Loopholes Spark Concern Over Orphan Drug Prices

The 1983 Orphan Drug Act provides financial incentives to pharmaceutical companies to research and gain exclusive rights to sell drugs that have small markets and limited commercial value. Now Congress is considering reforms, amid well-publicized instances of some manufacturers appearing to be taking advantage of the law by charging unusually high prices for some orphan drugs.

Under the act, the U.S. Food and Drug Administration can grant orphan drug status to medications being developed for so-called “orphan” diseases--those that affect less than 200,000 people in the United States. The designation results in tax credits that subsidize the majority of expenses for human clinical research.

In addition, companies whose orphan drugs are approved for prescription sales by the FDA are granted seven years of exclusive American marketing rights.

Pricing of Hormone

Concern about loopholes in the orphan drug law has been sparked by the pricing of genetically engineered human growth hormone, which is used to treat dwarfism in an estimated 10,000 children. A year’s supply of this orphan drug costs about $17,000, making it one of the most expensive of all medications.
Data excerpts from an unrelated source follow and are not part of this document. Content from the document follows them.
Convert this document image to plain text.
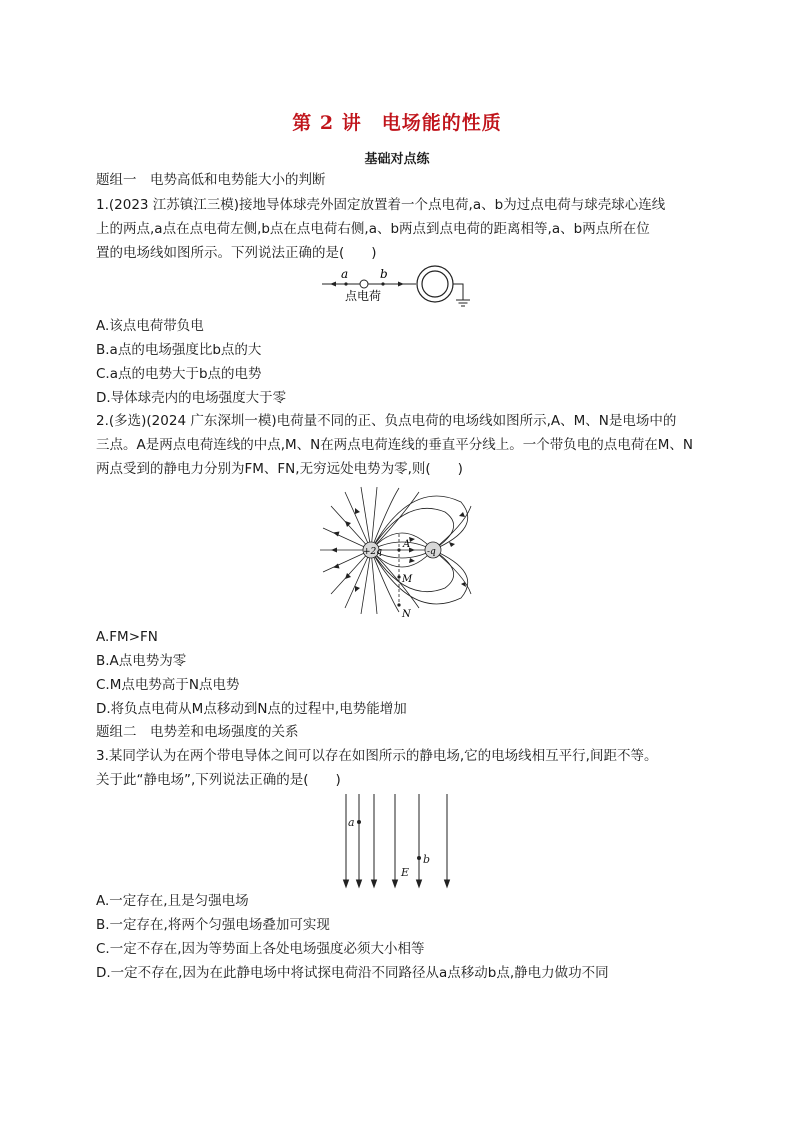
第 2 讲　电场能的性质
基础对点练
题组一　电势高低和电势能大小的判断
1.(2023 江苏镇江三模)接地导体球壳外固定放置着一个点电荷,a、b为过点电荷与球壳球心连线
上的两点,a点在点电荷左侧,b点在点电荷右侧,a、b两点到点电荷的距离相等,a、b两点所在位
置的电场线如图所示。下列说法正确的是(　　)
a	b
点电荷
A.该点电荷带负电
B.a点的电场强度比b点的大
C.a点的电势大于b点的电势
D.导体球壳内的电场强度大于零
2.(多选)(2024 广东深圳一模)电荷量不同的正、负点电荷的电场线如图所示,A、M、N是电场中的
三点。A是两点电荷连线的中点,M、N在两点电荷连线的垂直平分线上。一个带负电的点电荷在M、N
两点受到的静电力分别为FM、FN,无穷远处电势为零,则(　　)
+2q	-q
A
M
N
A.FM>FN
B.A点电势为零
C.M点电势高于N点电势
D.将负点电荷从M点移动到N点的过程中,电势能增加
题组二　电势差和电场强度的关系
3.某同学认为在两个带电导体之间可以存在如图所示的静电场,它的电场线相互平行,间距不等。
关于此“静电场”,下列说法正确的是(　　)
a
b
E
A.一定存在,且是匀强电场
B.一定存在,将两个匀强电场叠加可实现
C.一定不存在,因为等势面上各处电场强度必须大小相等
D.一定不存在,因为在此静电场中将试探电荷沿不同路径从a点移动b点,静电力做功不同
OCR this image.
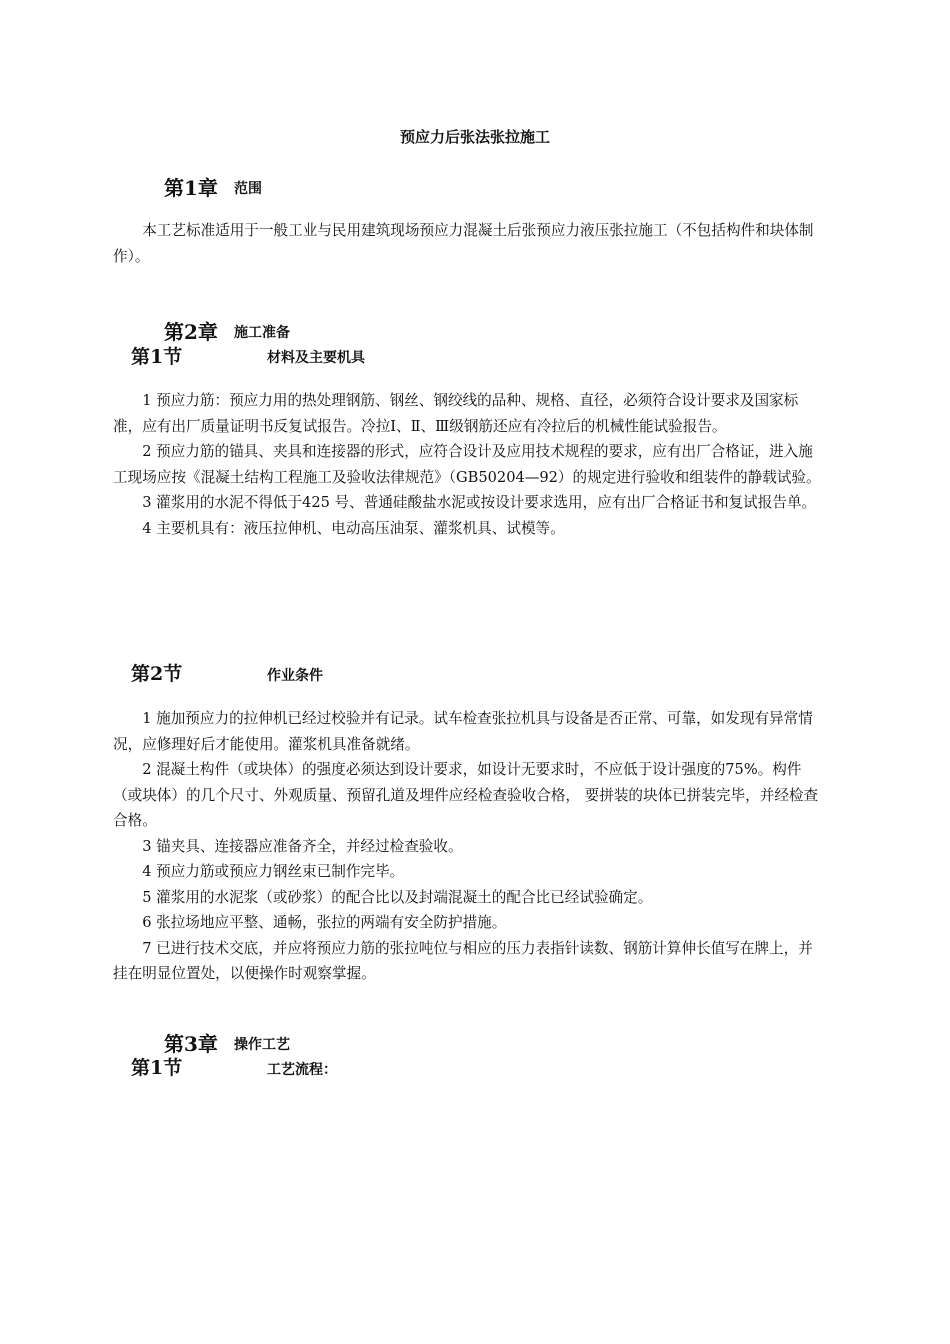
预应力后张法张拉施工
第1章 范围

本工艺标准适用于一般工业与民用建筑现场预应力混凝土后张预应力液压张拉施工（不包括构件和块体制作）。

第2章 施工准备
第1节	材料及主要机具

1 预应力筋：预应力用的热处理钢筋、钢丝、钢绞线的品种、规格、直径，必须符合设计要求及国家标准，应有出厂质量证明书反复试报告。冷拉Ⅰ、Ⅱ、Ⅲ级钢筋还应有冷拉后的机械性能试验报告。

2 预应力筋的锚具、夹具和连接器的形式，应符合设计及应用技术规程的要求，应有出厂合格证，进入施工现场应按《混凝土结构工程施工及验收法律规范》（GB50204—92）的规定进行验收和组装件的静载试验。

3 灌浆用的水泥不得低于425 号、普通硅酸盐水泥或按设计要求选用，应有出厂合格证书和复试报告单。

4 主要机具有：液压拉伸机、电动高压油泵、灌浆机具、试模等。

第2节	作业条件

1 施加预应力的拉伸机已经过校验并有记录。试车检查张拉机具与设备是否正常、可靠，如发现有异常情况，应修理好后才能使用。灌浆机具准备就绪。

2 混凝土构件（或块体）的强度必须达到设计要求，如设计无要求时，不应低于设计强度的75%。构件（或块体）的几个尺寸、外观质量、预留孔道及埋件应经检查验收合格， 要拼装的块体已拼装完毕，并经检查合格。

3 锚夹具、连接器应准备齐全，并经过检查验收。

4 预应力筋或预应力钢丝束已制作完毕。

5 灌浆用的水泥浆（或砂浆）的配合比以及封端混凝土的配合比已经试验确定。

6 张拉场地应平整、通畅，张拉的两端有安全防护措施。

7 已进行技术交底，并应将预应力筋的张拉吨位与相应的压力表指针读数、钢筋计算伸长值写在牌上，并挂在明显位置处，以便操作时观察掌握。

第3章 操作工艺
第1节	工艺流程：
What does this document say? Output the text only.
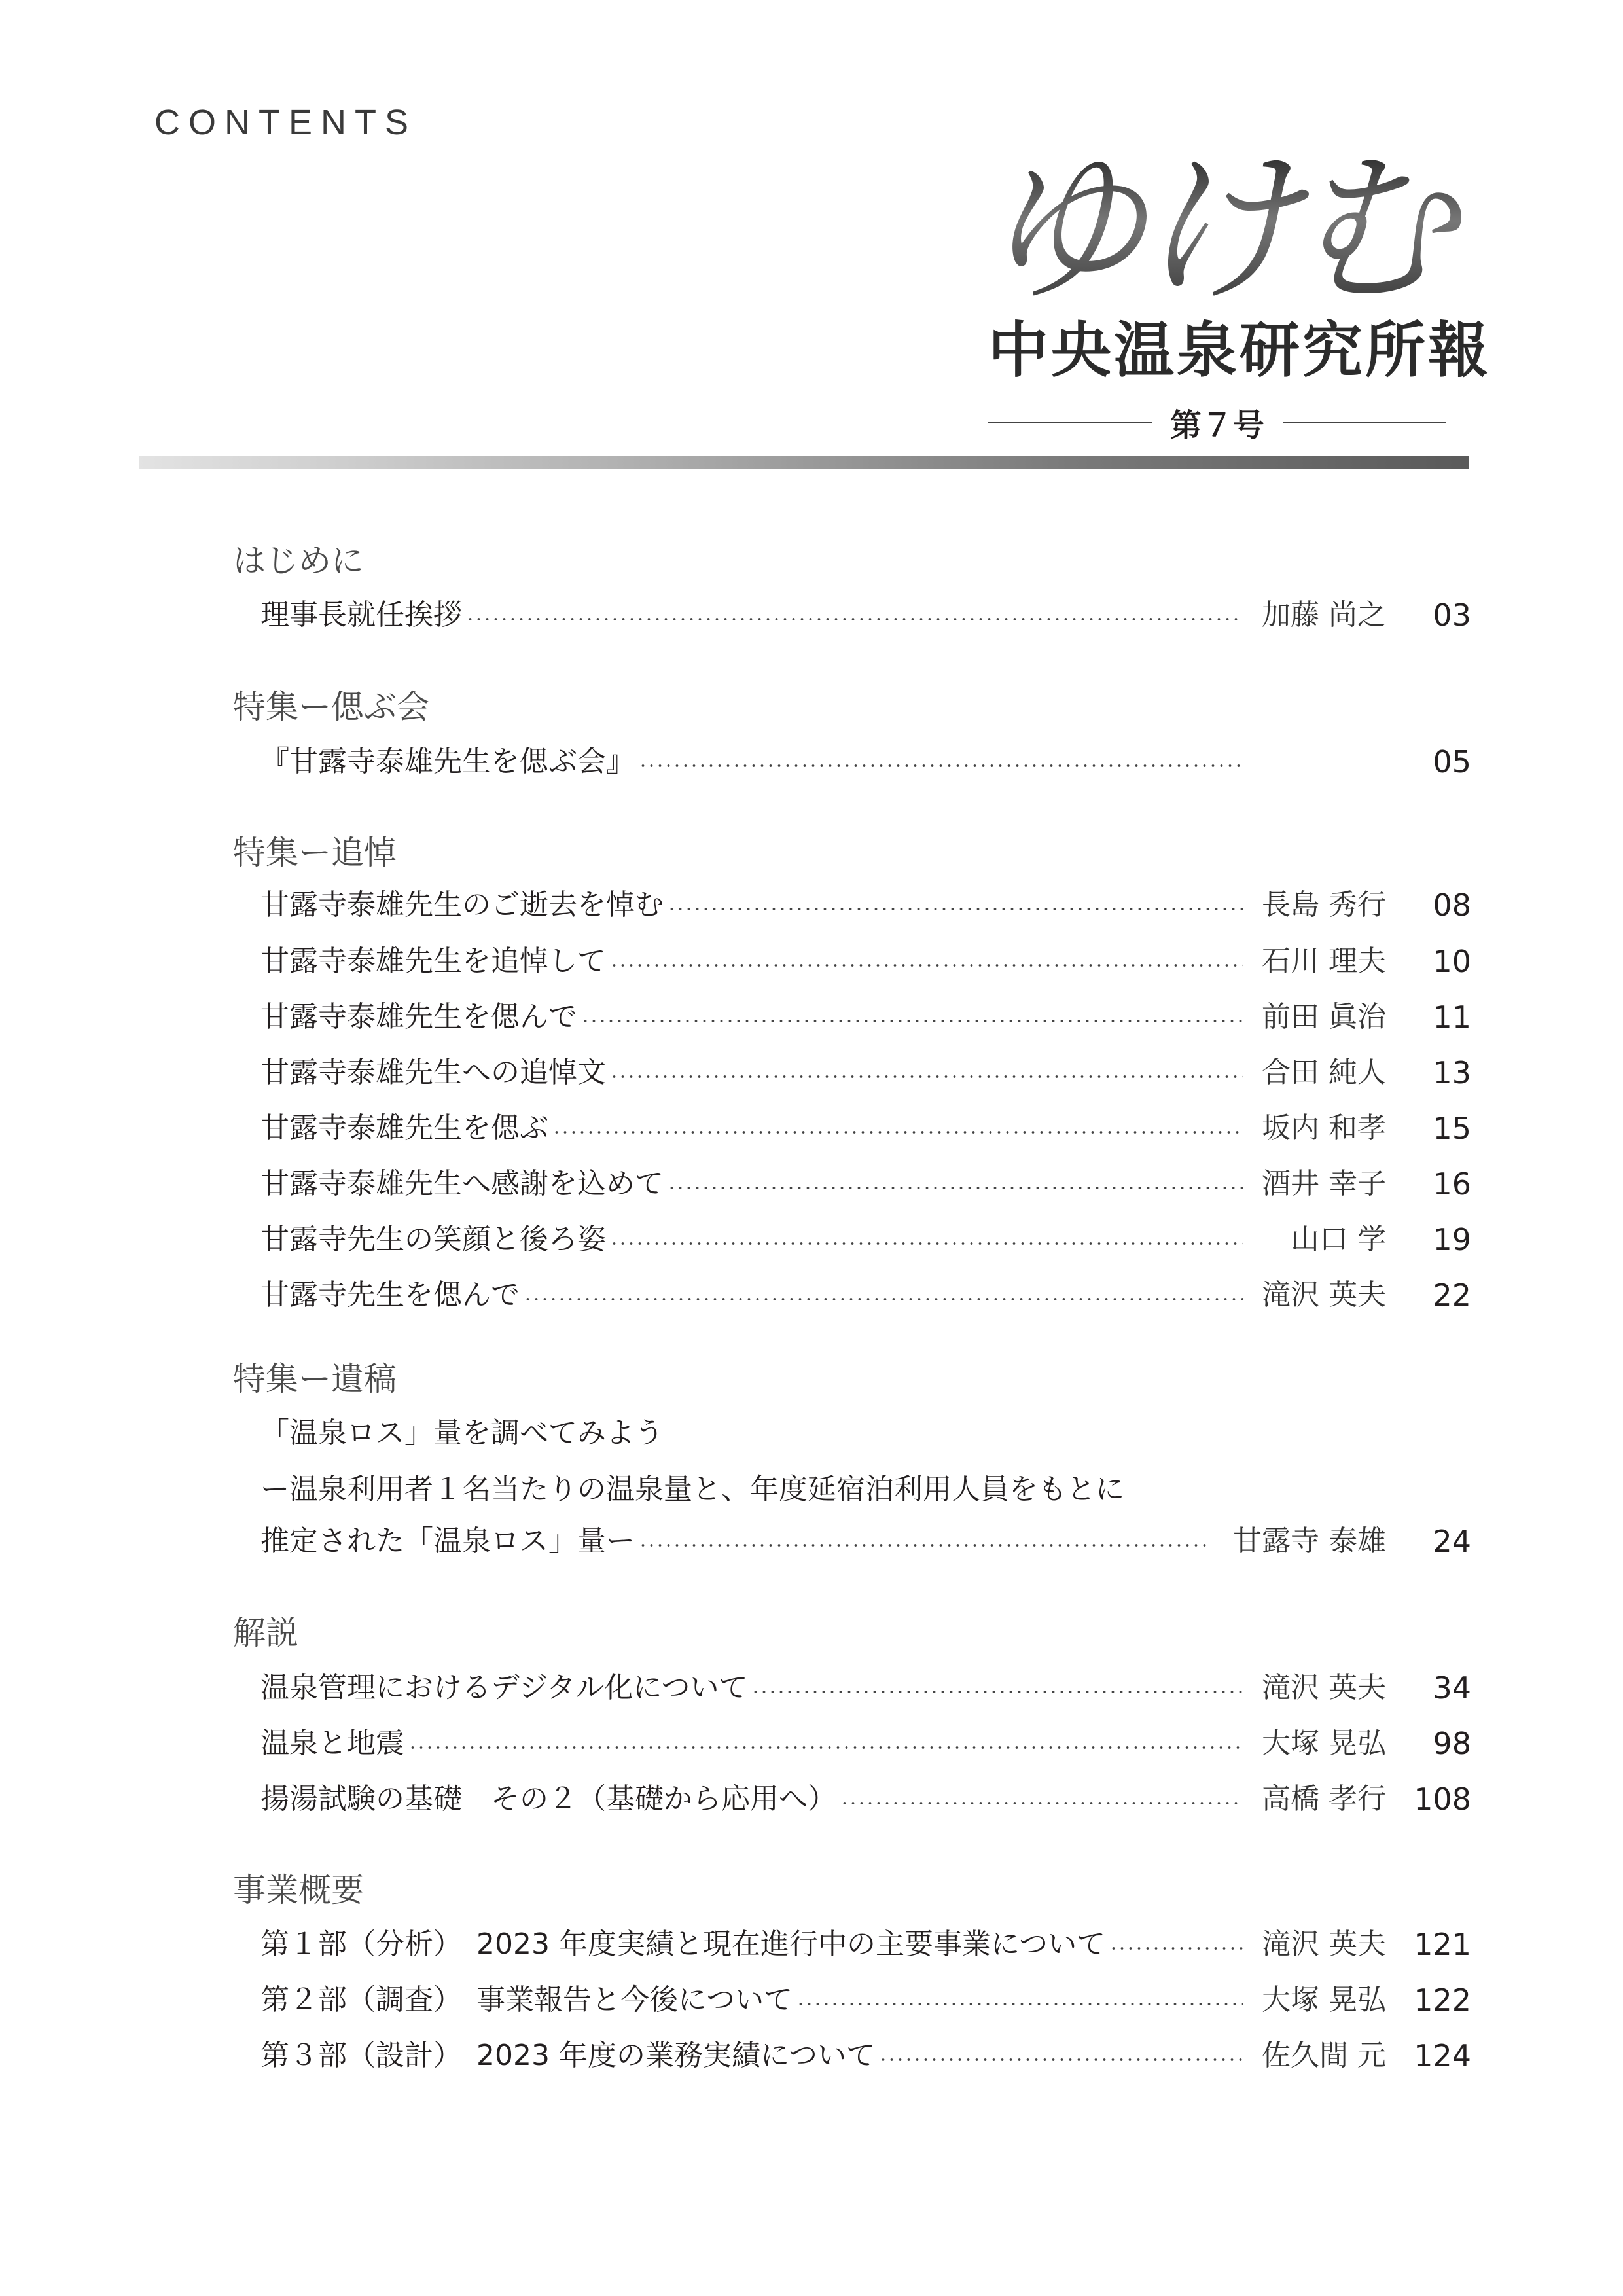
CONTENTS
ゆけむり
中央温泉研究所報
第７号
はじめに
理事長就任挨拶	加藤 尚之	03
特集ー偲ぶ会
『甘露寺泰雄先生を偲ぶ会』	05
特集ー追悼
甘露寺泰雄先生のご逝去を悼む	長島 秀行	08
甘露寺泰雄先生を追悼して	石川 理夫	10
甘露寺泰雄先生を偲んで	前田 眞治	11
甘露寺泰雄先生への追悼文	合田 純人	13
甘露寺泰雄先生を偲ぶ	坂内 和孝	15
甘露寺泰雄先生へ感謝を込めて	酒井 幸子	16
甘露寺先生の笑顔と後ろ姿	山口 学	19
甘露寺先生を偲んで	滝沢 英夫	22
特集ー遺稿
「温泉ロス」量を調べてみよう
ー温泉利用者１名当たりの温泉量と、年度延宿泊利用人員をもとに
推定された「温泉ロス」量ー	甘露寺 泰雄	24
解説
温泉管理におけるデジタル化について	滝沢 英夫	34
温泉と地震	大塚 晃弘	98
揚湯試験の基礎　その２（基礎から応用へ）	高橋 孝行 108
事業概要
第１部（分析）　2023 年度実績と現在進行中の主要事業について	滝沢 英夫 121
第２部（調査）　事業報告と今後について	大塚 晃弘 122
第３部（設計）　2023 年度の業務実績について	佐久間 元 124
Human growth hormone is manufactured in slightly different forms by Genentech of South San Francisco and Eli Lilly and Co. of Indianapolis.

Perhaps the best-known orphan drug is AZT, the AIDS drug manufactured by Burroughs-Welcome Co. of Research Triangle Park, N.C., and approved for sale by the FDA in March. A year’s supply of that drug costs more than $10,000, a price that the company has justified by citing the high costs of research and production.

The proposed reforms were introduced by Rep. Henry Waxman (D-Los Angeles), the author of the original legislation. They would sharply curtail a manufacturer’s ability to maintain exclusive marketing rights for an orphan drug that turns out to be profitable.

Open Sales to Companies

This is because other drug companies would be allowed to sell any approved orphan drug during its first seven years on the market as long as they independently conducted the clinical studies required for FDA approval.

Waxman’s amendments have been approved by the House Energy and Commerce Committee and are expected to be taken up by the full House of Representatives within the next two weeks.

As of September, the FDA had designated about 150 orphan drugs for research and development; in seven cases more than one company is attempting to develop the same drug for the same use.

The FDA has approved 18 orphan drugs, including compounds to dissolve gallstones and drugs for rare liver diseases. About 90% of the approved medications are for diseases that affect fewer than 50,000 people.